When I started writing for Hot Hot Hoops back in March, I had one goal: to provide objective statistical analysis of the Miami Heat. For the most part, that’s what I’ve stuck to. If you’ve read any of my posts you’ve encountered numerous graphs, tables and charts. I like working with numbers; they’re safe. I choose to look at basketball like a jigsaw puzzle, with different pieces fitting together to make a whole. While basketball will probably never be able to be fully quantified, we have a lot of data that can help make informed observations and decisions.

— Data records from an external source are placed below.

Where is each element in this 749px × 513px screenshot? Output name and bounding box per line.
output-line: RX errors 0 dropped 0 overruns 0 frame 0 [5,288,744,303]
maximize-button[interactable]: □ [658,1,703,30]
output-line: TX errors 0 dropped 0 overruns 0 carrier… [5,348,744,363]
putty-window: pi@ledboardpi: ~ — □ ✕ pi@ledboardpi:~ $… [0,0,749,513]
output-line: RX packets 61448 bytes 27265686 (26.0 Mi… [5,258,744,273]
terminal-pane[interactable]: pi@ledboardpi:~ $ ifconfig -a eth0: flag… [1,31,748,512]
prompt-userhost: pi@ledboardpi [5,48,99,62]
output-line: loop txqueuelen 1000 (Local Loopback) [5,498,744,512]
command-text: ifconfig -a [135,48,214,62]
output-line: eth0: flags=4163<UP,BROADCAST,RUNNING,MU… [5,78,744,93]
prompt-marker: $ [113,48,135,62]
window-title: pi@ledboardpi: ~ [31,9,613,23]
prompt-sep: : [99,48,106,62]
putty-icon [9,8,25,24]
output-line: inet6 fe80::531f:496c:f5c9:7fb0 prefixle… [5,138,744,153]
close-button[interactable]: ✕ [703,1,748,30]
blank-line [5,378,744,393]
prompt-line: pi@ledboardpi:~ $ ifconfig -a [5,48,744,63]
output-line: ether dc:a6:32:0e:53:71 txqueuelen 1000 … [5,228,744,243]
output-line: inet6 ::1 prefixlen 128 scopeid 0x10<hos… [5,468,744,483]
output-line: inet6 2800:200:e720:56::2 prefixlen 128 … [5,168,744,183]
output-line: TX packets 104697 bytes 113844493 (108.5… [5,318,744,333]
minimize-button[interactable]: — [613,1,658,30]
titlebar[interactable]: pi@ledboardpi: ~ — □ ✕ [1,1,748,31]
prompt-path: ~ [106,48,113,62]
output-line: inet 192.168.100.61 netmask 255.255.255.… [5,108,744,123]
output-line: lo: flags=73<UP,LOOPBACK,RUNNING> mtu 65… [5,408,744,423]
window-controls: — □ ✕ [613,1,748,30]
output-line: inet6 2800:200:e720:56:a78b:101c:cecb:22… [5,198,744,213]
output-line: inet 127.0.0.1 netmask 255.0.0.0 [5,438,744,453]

I try to bring those to you, the reader.


The 2010-2011 Miami Heat season was crazy for a lot of different reasons, but mainly it all came down to one man, LeBron James.  Every columnist in every NBA city had an opinion on his decision, his play and essentially his every spoken word.  Much of it was subjective analysis presented in an objective fashion.  LeBron wasn’t clutch, LeBron needed to work on his post game, LeBron had to find a way to be a leader, etc.  You know the drill.  As such, many of my 12,000+ tweets and numerous blog posts centered on the man wearing the bull’s-eye disguised as a “6.”  Over the course of the season I profiled other players on the roster as well.  I tried to explain the Bosh’s perceived dip in production, the ever-changing point guard situation and the state of the Heat bench.  One person I never truly addressed individually was Dwyane Wade.


My lack of focus on Dwyane Wade apparently upset some of my followers.  Over the course of the regular season and postseason I was called a “fake Heat fan” and a “LeBron lover.”  Just yesterday I received this tweet:


In hindsight, maybe I should have focused on Wade more.  But, as I said earlier, I strive for objective analysis, and it’s just not that easy with Wade.  Dwyane Wade is, and forever will be, my favorite basketball player.  To be perfectly honest, it’s really difficult for me to write about the artist formerly known as “Flash” without emotion seeping into my thought process.  In my mind, LeBron James and Chris Bosh are still hired guns.  They came to town after seven seasons in Cleveland and Toronto in search of a championship, and hopefully they’ll get it.  Dwyane?  Well, Dwyane has been “ours” since he came into the league.


I could list my favorite Dwyane Wade memories, but it wouldn’t do anyone any good.  You all know them all.  What I will say is that during the 2008-2009 season, I fell in love with an athlete like I never had before.  Dwyane was just doing “freaky stuff” (coined by Beckley Mason) every night.  After spending half of the season watching games on shaky Internet streams (I was in school at Virginia at the time), I splurged and got NBA League Pass, and have every season since.  The things that Dwyane Wade does on the basketball court mesmerize me.  When I need a basketball fix, I log into the Hot Hot Hoops SynergySports account and watch all of Dwyane Wade’s blocks from this past season in succession.   Or I watch his plays in transition.  Or I watch his pick and roll highlights.  I try to watch other players, but it never works.  It’s always Dwyane.


Over the next week I plan on having a few posts for you on Dwyane Wade.  They will be statistically oriented, and they will address a number of subjects.  They will, however, probably have a twinge of bias.  But that’s just the best a “sorry ass heat fan” can give you.